Dimensionen - Magazin
1. Über stotternde Menschen
2. Gedankengesteuerte Prothesen - Fortschritte in der Bionik
3. Jede dritte ausgestorben geglaubte Tierart taucht wieder auf
4. Erinnerungen eines Wehrmachtssoldaten
Redaktion: Franz Tomandl
15. Oktober 2010, 19:06
Sie haben keine Lobby. Sie treffen sich nicht wie medizinische Tagungen im noblen Kongresscenter Berlin, sondern am Rande einer Innenstadtbrache in einer jugendherbergsähnliche Unterkunft der Stadtmission. Weil, so könnten böse Zungen behaupten, es zu lange dauert, bis sie ihr Anliegen vorgebracht haben. In unserer hektischen Zeit hat kaum noch jemand Geduld, Stotterern zuzuhören. Anders unser Berliner Mitarbeiter. Er war an Ort und Stelle, als auf dem Jahreskongress der Stotterer über Ursachen und Folgen des Stotterns diskutiert wurde. Mit Andreas Ivanjean, Bürokaufmann, 37 Jahre, Stotterer Martin Sommer, 41 Jahre, Oberarzt, Stotterer, klinische Neurophysiologie. Autor: Uwe Springfeld.
Vor kurzem tagte in Wien ein hochkarätig besetztes interdisziplinäres Symposium zum Thema "neuromuskuläre Rekonstruktion". In diesen Aufgabenbereich der Nerven- und Muskelchirurgie fallen etwa die Transplantation von Muskeln, der Nerventransfer oder der Einsatz gedankengesteuerter "bionischer"-Prothesen. Diese High-Tech Innovation ermöglicht es den Betroffenen, etwa einen schwer geschädigten oder gelähmten Arm nach einer Verletzung aktiv wieder bewegen zu können. Moderne Sensoren verfeinern diese spektakuläre Technik zusehends. Aus einer ganzen Palette neuer Rekonstruktionstechniken kann heute in vielen Fällen eine akzeptable Funktion wieder hergestellt werden. Österreich nimmt dabei in dieser Forschungsrichtung weltweit einen Spitzenplatz ein. Mit Manfred Frey; Univ- Klinik für Plastische und Rekonstruktive Chirurgie AKH Wien. Autor: Ronny Tekal-Teutscher.

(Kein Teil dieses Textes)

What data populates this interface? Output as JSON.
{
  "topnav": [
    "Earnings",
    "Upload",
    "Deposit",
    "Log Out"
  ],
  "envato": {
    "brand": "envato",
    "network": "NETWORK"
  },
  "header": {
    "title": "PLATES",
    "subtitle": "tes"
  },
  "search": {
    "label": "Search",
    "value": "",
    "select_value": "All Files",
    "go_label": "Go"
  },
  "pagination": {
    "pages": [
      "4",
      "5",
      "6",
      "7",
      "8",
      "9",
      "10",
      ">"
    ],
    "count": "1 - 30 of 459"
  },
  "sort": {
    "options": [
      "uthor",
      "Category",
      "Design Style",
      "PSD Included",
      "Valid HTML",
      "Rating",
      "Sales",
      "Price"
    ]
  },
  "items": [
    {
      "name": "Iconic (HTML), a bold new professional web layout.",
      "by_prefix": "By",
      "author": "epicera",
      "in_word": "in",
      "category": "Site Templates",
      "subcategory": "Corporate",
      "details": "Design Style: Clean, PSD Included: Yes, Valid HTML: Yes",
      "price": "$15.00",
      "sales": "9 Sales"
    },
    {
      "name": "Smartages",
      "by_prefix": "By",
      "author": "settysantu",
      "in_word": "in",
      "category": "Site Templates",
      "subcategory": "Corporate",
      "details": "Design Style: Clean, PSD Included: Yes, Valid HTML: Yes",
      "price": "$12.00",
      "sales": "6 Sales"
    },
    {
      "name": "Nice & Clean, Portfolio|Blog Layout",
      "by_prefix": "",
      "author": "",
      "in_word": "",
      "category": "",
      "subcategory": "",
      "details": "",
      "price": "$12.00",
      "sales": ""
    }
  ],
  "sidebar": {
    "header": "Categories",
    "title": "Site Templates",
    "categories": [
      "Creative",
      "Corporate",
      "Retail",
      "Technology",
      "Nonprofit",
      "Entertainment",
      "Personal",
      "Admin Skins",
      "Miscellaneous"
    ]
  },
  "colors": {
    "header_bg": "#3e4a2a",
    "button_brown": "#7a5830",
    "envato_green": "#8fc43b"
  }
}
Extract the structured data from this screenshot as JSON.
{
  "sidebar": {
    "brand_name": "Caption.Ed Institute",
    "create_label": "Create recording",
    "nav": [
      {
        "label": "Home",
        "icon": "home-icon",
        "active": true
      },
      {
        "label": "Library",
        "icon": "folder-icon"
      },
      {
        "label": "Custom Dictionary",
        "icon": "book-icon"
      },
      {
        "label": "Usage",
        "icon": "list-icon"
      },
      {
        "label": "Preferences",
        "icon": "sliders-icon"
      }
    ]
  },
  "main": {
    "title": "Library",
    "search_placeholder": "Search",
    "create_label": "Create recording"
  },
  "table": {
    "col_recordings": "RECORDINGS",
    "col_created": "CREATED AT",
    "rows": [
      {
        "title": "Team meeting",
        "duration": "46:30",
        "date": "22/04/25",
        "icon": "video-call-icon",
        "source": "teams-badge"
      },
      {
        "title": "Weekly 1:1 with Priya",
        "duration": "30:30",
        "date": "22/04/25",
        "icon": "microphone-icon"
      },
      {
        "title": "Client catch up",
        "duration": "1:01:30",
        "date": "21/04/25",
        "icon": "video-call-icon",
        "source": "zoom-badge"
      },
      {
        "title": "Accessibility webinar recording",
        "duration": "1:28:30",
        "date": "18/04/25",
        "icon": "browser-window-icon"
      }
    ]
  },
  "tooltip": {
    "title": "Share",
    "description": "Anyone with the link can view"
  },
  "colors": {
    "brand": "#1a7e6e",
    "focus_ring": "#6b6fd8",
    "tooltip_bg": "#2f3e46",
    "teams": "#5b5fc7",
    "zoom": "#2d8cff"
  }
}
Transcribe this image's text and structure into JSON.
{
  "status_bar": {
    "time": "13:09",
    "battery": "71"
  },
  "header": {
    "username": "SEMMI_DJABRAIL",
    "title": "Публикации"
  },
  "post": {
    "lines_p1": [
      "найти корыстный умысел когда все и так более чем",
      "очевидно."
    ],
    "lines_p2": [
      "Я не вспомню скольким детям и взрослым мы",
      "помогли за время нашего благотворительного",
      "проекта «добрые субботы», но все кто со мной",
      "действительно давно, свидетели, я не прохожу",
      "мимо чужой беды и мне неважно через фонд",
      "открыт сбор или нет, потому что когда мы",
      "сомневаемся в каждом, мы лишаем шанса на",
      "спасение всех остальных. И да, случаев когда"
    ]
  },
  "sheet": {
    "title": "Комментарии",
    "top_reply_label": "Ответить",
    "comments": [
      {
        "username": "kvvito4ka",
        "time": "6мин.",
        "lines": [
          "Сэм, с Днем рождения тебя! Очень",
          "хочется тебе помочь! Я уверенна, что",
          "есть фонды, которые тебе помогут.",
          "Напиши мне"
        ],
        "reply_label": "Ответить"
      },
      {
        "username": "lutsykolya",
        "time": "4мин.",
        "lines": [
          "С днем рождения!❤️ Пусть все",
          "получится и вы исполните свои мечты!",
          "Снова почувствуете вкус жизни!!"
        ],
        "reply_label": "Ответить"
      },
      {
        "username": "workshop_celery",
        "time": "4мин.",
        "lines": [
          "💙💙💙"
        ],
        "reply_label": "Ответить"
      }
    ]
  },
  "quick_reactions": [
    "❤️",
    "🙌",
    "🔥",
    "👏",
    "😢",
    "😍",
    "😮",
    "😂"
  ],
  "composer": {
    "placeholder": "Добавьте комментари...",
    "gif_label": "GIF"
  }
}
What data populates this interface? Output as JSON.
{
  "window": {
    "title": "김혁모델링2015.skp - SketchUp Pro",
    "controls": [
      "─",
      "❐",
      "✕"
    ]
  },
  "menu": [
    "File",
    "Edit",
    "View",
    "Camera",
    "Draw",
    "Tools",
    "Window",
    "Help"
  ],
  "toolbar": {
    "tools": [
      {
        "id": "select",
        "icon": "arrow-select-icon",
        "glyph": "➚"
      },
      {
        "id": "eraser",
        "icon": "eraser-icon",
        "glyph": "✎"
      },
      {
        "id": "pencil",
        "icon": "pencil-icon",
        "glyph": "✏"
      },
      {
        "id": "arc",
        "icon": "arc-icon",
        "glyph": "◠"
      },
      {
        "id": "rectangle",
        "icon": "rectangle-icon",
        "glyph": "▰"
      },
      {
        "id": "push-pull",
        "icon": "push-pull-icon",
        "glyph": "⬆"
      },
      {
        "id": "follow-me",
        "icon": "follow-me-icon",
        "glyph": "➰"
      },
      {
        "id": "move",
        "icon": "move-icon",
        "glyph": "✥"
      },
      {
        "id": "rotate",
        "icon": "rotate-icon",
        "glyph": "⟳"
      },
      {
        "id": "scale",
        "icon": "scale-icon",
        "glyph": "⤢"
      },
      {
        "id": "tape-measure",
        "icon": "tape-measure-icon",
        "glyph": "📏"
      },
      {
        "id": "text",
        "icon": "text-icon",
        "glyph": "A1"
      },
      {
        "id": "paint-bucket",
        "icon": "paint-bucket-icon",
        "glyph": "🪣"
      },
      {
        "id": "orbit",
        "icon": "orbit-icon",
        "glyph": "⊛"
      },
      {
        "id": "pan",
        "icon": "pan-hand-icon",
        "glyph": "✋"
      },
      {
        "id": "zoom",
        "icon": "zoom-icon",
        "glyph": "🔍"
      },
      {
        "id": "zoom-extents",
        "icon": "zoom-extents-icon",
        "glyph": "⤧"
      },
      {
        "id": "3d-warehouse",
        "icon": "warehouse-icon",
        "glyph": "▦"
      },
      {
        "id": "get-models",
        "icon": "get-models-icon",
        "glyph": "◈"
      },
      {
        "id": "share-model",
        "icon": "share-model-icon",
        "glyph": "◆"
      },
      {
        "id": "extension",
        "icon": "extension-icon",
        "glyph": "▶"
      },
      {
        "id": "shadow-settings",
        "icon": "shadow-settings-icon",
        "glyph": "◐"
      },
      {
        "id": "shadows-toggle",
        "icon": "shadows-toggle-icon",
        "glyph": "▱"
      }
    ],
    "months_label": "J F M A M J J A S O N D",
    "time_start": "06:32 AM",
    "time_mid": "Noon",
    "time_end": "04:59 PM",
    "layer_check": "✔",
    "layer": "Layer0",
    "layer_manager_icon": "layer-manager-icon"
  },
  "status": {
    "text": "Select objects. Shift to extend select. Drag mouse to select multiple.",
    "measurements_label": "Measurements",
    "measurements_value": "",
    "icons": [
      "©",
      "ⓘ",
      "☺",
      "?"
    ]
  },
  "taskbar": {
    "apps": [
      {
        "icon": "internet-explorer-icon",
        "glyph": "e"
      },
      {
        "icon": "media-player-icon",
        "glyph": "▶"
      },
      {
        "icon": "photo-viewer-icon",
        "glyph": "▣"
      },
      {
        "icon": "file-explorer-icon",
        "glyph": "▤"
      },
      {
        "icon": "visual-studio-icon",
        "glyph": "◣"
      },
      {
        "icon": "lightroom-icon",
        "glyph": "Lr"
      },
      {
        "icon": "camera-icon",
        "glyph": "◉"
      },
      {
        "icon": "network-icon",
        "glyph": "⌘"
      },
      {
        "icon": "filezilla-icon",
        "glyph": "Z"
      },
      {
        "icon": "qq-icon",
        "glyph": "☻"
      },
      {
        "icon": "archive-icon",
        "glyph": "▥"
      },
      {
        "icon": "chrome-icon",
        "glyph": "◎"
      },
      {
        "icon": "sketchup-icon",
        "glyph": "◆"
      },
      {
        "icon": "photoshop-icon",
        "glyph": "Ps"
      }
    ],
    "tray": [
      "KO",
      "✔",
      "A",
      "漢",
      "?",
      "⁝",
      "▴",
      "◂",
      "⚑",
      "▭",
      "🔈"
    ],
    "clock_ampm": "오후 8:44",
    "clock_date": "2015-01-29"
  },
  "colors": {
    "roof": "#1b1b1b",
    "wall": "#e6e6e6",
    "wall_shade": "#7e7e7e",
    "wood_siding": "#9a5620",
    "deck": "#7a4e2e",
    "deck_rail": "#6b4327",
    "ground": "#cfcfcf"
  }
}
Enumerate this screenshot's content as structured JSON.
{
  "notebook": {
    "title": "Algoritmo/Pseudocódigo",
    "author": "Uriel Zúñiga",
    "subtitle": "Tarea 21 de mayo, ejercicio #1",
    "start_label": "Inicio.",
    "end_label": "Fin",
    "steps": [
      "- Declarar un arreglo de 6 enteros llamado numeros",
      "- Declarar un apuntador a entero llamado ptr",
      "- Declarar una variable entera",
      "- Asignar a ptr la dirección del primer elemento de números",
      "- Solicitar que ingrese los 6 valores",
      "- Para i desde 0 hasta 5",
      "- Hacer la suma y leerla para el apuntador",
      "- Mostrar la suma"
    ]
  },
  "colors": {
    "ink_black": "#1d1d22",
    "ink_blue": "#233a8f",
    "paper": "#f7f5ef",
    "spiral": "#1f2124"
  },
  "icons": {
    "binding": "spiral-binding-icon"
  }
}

Wenn jemand gebeten wird, einmal alle ihm bekannten Tierarten aufzuzählen, dürften wohl nur Biologen auf mehr als hundert verschiedene Spezies kommen. Hält man sich nun vor Augen, dass genauso viele Arten täglich unwiederbringlich vom Erdboden verschwinden, wird das ganze Ausmaß des Rückgangs an Biodiversität auf der Erde sichtbar. Oder andersherum: Genausoviele Arten, wie ein normal gebildeter Mensch aufzählen könnte, sterben an jedem Tag aus. Jedes vierte Säugetier und jeder achte Vogel sind aktuell vom Aussterben bedroht. Doch es gibt auch Positives - denn bisweilen werden verschwunden geglaubte Arten auch wiederentdeckt. Und gemäß den Erkenntnissen australischer Biologen geschieht dies sogar in jedem dritten Fall. Mit Diana Fisher, Universität von Queensland, Australien. Autor: Guido Meyer
Durch den Angriffs- und Vernichtungskrieg der nationalsozialistschen Deutschen Wehrmacht gegen die Sowjetunion starben 27 Millionen Sowjet-Bürger: Soldaten auf den Schlachtfeldern, Kriegsgefangene in Lagern Nazi-Deutschlands und Österreichs, Zivilisten, Juden, die in der Heimat ermordet oder in KZs umgebracht wurden. Die Ausstellung "Vernichtungskrieg - Verbrechen der Wehrmacht", die von heftigen Kontroversen begleitet wurde, zeigte in den 90er Jahren zum ersten Mal sehr deutlich, dass der in Österreich und Deutschland jahrzehntelag aufrechterhaltene Mythos von der "sauberen Wehrmacht" nicht stimmt, und es nicht nur -wie es immer hieß - "die, die hinten nach kamen": sprich die SS-Brigaden - für die Gräuel an der Ostfront verantwortlich waren. Seit kurzem liegen die Lebenserinnerungen eines Wehrmachtssoldaten an die Ostfront vor. Die Aussagen dieses Zeitzeugen werden durch ein ausführliches Nachwort des Leiters der Wehrmachtsausstellung Hannes Heer historisch eingeordnet.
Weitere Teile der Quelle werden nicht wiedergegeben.